Let’s see if we can get closer sparing some of the gained speed.
start_time = perf_counter()
largest_amount_in_list = numbers_of_points_inside_unit_square[-1]
# 4 times the largest example in circumference method
larger_amount_test_area = largest_amount_in_list * 4
pi = estimate_pi_area(larger_amount_test_area)
error_area = get_error(pi)
errors_area.append(error_area)
print(f"{number_of_points_inside_unit_square=:>15}, {error_area=:.10f}")
end_time = perf_counter()
print(f"\Area method with {larger_amount_test_area:_} took: {end_time - start_time} seconds.")
number_of_points_inside_unit_square= 100000000, error_area=0.0000055947
\Area method with 400_000_000 took: 32.012539082999865 seconds.
plt.figure(figsize=(6, 6))
plt.plot(numbers_of_points_inside_unit_square + [larger_amount_test_area],
errors_area, label="area method")
plt.plot(numbers_of_points_inside_unit_square, errors, label="circumference method")
plt.xscale("log")
plt.yscale("log")
plt.xlabel('random points on circle')
plt.ylabel('error in PI estimation')
plt.legend()
plt.show()
The area method is much much simpler. After learning about it, I was a bit ashamed of having added all that complexity, but it turns out it was improving performance. Let’s drop one final plot to better compare runtimes and call it a day.
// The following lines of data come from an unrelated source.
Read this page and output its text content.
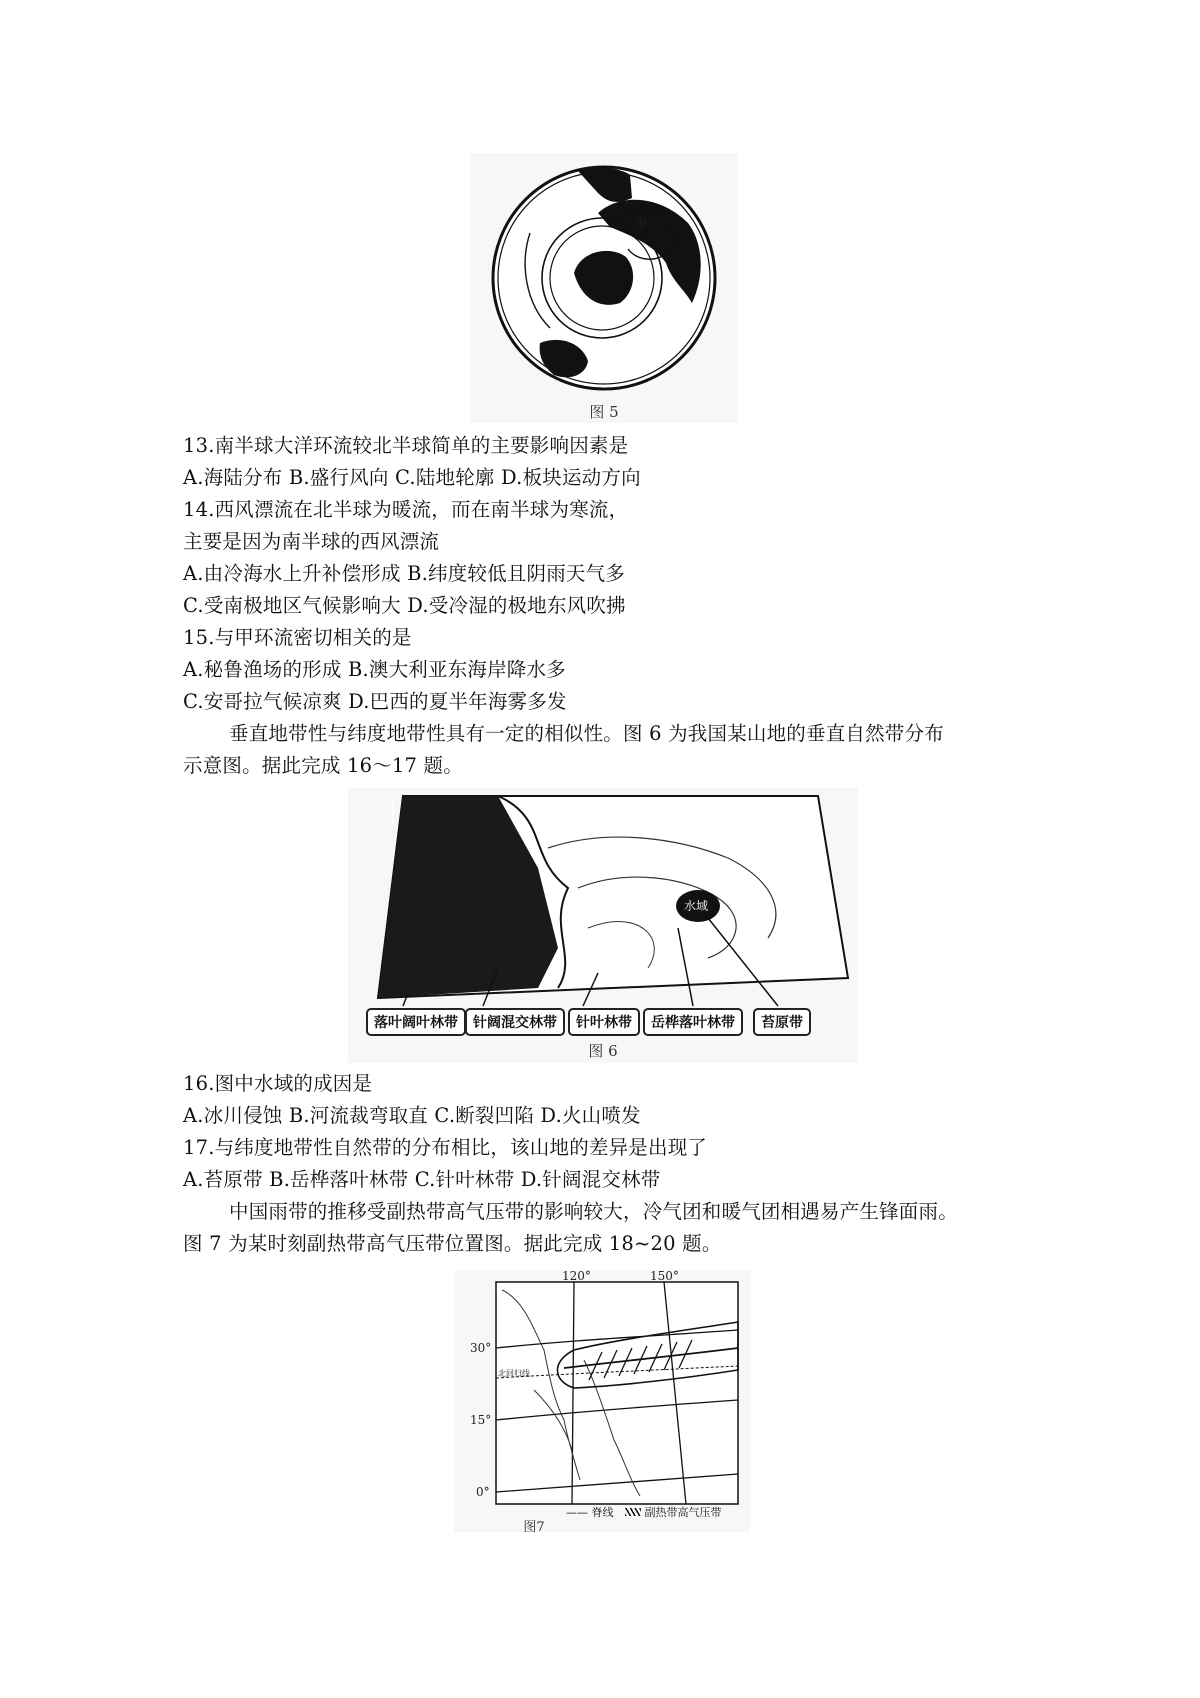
甲
图 5
13.南半球大洋环流较北半球简单的主要影响因素是
A.海陆分布 B.盛行风向 C.陆地轮廓 D.板块运动方向
14.西风漂流在北半球为暖流，而在南半球为寒流，
主要是因为南半球的西风漂流
A.由冷海水上升补偿形成 B.纬度较低且阴雨天气多
C.受南极地区气候影响大 D.受冷湿的极地东风吹拂
15.与甲环流密切相关的是
A.秘鲁渔场的形成 B.澳大利亚东海岸降水多
C.安哥拉气候凉爽 D.巴西的夏半年海雾多发
垂直地带性与纬度地带性具有一定的相似性。图 6 为我国某山地的垂直自然带分布
示意图。据此完成 16～17 题。
水域
落叶阔叶林带	针阔混交林带	针叶林带	岳桦落叶林带	苔原带
图 6
16.图中水域的成因是
A.冰川侵蚀 B.河流裁弯取直 C.断裂凹陷 D.火山喷发
17.与纬度地带性自然带的分布相比，该山地的差异是出现了
A.苔原带 B.岳桦落叶林带 C.针叶林带 D.针阔混交林带
中国雨带的推移受副热带高气压带的影响较大，冷气团和暖气团相遇易产生锋面雨。
图 7 为某时刻副热带高气压带位置图。据此完成 18~20 题。
120°	150°
30°
15°
0°
北回归线
—— 脊线	副热带高气压带
图7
def estimate_pi_circumference_with_time(
number_of_points_inside_unit_square
) -> tuple:
"""
Estimate pi with circumference method.
Returns a tuple with error in pi estimation, and the runtime.
"""
start_time = perf_counter()
pi = estimate_pi(number_of_points_inside_unit_square)
error = get_error(pi)
print(f"{number_of_points_inside_unit_square=:>15}, {error=:.10f}")
end_time = perf_counter()
return (error, end_time - start_time)
def estimate_pi_area_with_time(
number_of_points_inside_unit_square
) -> tuple:
"""
Estimate pi with area method.
Returns a tuple with error in pi estimation, and the runtime.
"""
start_time = perf_counter()
pi = estimate_pi_area(number_of_points_inside_unit_square)
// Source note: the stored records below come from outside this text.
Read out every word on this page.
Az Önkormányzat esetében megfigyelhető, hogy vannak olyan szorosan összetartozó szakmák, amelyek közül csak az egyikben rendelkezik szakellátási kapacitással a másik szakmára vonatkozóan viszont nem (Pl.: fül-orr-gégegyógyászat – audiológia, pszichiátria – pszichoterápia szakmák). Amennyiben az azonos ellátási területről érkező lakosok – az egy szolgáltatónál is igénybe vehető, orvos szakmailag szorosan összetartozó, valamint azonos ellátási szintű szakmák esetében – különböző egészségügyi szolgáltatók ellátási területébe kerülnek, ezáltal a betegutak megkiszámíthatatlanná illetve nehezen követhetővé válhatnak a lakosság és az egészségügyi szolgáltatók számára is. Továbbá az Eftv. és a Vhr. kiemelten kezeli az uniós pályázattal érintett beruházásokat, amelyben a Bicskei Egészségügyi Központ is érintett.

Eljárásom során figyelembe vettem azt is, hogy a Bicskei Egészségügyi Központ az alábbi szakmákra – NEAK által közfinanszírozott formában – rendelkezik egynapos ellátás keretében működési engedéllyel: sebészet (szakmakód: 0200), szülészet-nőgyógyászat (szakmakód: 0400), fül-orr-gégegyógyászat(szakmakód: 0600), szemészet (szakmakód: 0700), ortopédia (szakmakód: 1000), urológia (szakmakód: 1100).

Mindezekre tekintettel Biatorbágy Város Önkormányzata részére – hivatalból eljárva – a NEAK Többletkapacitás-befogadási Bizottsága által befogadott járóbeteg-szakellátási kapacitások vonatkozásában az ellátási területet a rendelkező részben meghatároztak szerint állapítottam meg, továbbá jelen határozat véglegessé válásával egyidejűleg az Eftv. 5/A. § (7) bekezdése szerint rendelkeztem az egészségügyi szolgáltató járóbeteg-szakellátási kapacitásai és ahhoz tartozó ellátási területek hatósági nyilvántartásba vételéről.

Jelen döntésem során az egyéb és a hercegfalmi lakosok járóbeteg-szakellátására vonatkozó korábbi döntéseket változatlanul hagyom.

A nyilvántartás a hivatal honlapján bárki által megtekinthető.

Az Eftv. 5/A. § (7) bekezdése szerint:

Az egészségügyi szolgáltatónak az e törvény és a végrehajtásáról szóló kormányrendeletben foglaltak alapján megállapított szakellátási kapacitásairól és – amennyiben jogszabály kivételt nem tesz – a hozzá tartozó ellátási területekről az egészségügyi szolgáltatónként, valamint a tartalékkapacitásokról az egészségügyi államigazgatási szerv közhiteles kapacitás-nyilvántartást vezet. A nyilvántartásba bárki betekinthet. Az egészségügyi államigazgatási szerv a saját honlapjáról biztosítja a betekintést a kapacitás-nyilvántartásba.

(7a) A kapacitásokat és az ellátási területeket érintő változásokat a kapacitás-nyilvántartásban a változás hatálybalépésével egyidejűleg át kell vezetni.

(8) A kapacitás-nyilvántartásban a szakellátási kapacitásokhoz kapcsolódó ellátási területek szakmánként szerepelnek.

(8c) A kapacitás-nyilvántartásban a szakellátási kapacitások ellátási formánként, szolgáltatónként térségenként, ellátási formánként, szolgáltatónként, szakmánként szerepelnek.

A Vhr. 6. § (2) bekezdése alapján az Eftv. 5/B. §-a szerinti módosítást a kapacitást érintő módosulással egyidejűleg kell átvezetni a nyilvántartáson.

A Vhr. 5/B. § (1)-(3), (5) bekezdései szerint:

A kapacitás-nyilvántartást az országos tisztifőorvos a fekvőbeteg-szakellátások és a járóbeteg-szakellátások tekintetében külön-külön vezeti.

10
error_area = get_error(pi)
print(f"{number_of_points_inside_unit_square=:>15}, {error_area=:.10f}")
end_time = perf_counter()
return (error_area, end_time - start_time)
numbers_of_points_inside_unit_square = [
10_000, 100_000, 1_000_000,
10_000_000, 100_000_000
]
errors_circumference = []
runtimes_circumference = []
errors_area = []
runtimes_area = []
for number_of_points_inside_unit_square in numbers_of_points_inside_unit_square:
error_circumference, runtime_circumference = (
estimate_pi_circumference_with_time(number_of_points_inside_unit_square)
)
errors_circumference.append(error_circumference)
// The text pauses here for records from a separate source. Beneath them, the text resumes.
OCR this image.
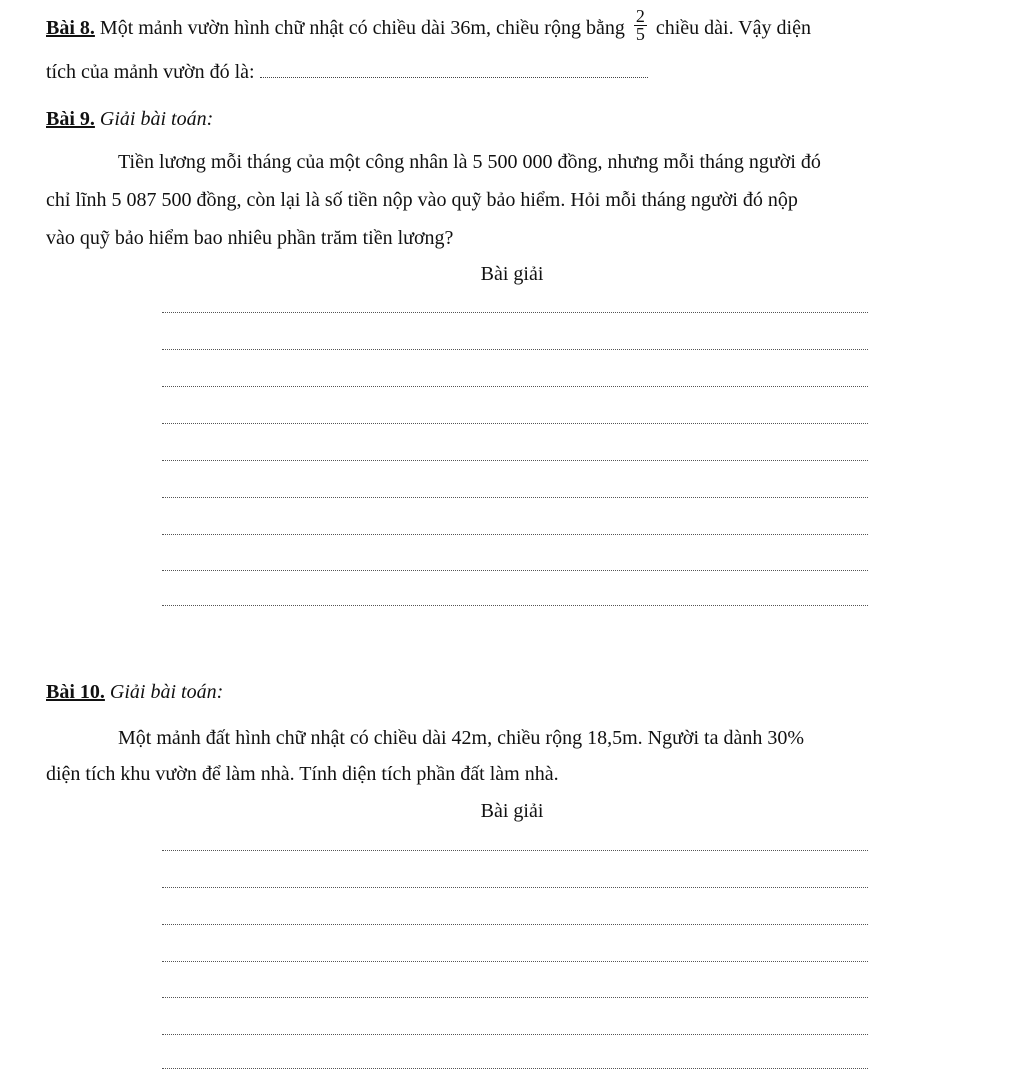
Bài 8. Một mảnh vườn hình chữ nhật có chiều dài 36m, chiều rộng bằng $\frac{2}{5}$ chiều dài. Vậy diện
tích của mảnh vườn đó là:
Bài 9. Giải bài toán:
Tiền lương mỗi tháng của một công nhân là 5 500 000 đồng, nhưng mỗi tháng người đó
chỉ lĩnh 5 087 500 đồng, còn lại là số tiền nộp vào quỹ bảo hiểm. Hỏi mỗi tháng người đó nộp
vào quỹ bảo hiểm bao nhiêu phần trăm tiền lương?
Bài giải
Bài 10. Giải bài toán:
Một mảnh đất hình chữ nhật có chiều dài 42m, chiều rộng 18,5m. Người ta dành 30%
diện tích khu vườn để làm nhà. Tính diện tích phần đất làm nhà.
Bài giải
runtimes_circumference.append(runtime_circumference)
error_area, runtime_area = (
estimate_pi_area_with_time(number_of_points_inside_unit_square)
)
errors_area.append(error_area)
runtimes_area.append(runtime_area)
larger_amount_test_area = numbers_of_points_inside_unit_square[-1] * 5
error_area, runtime_area = estimate_pi_area_with_time(larger_amount_test_area)
errors_area.append(error_area)
runtimes_area.append(runtime_area)
number_of_points_inside_unit_square= 10000, error=0.0006619905
number_of_points_inside_unit_square= 10000, error_area=0.0038220571
number_of_points_inside_unit_square= 100000, error=0.0000117467
number_of_points_inside_unit_square= 100000, error_area=0.0001423948
number_of_points_inside_unit_square= 1000000, error=0.0000034482
number_of_points_inside_unit_square= 1000000, error_area=0.0004785300
number_of_points_inside_unit_square= 10000000, error=0.0000003295
number_of_points_inside_unit_square= 10000000, error_area=0.0001714588
number_of_points_inside_unit_square= 100000000, error=0.0000000743
number_of_points_inside_unit_square= 100000000, error_area=0.0001217046
number_of_points_inside_unit_square= 500000000, error_area=0.0000182473
plt.figure(figsize=(6, 6))
plt.plot(runtimes_area, errors_area, label="area method")
plt.plot(runtimes_circumference, errors_circumference,
label="circumference method")
plt.xscale("log")
plt.yscale("log")
plt.xlabel('time (s)')
plt.ylabel('error in PI estimation')
plt.legend()
plt.show()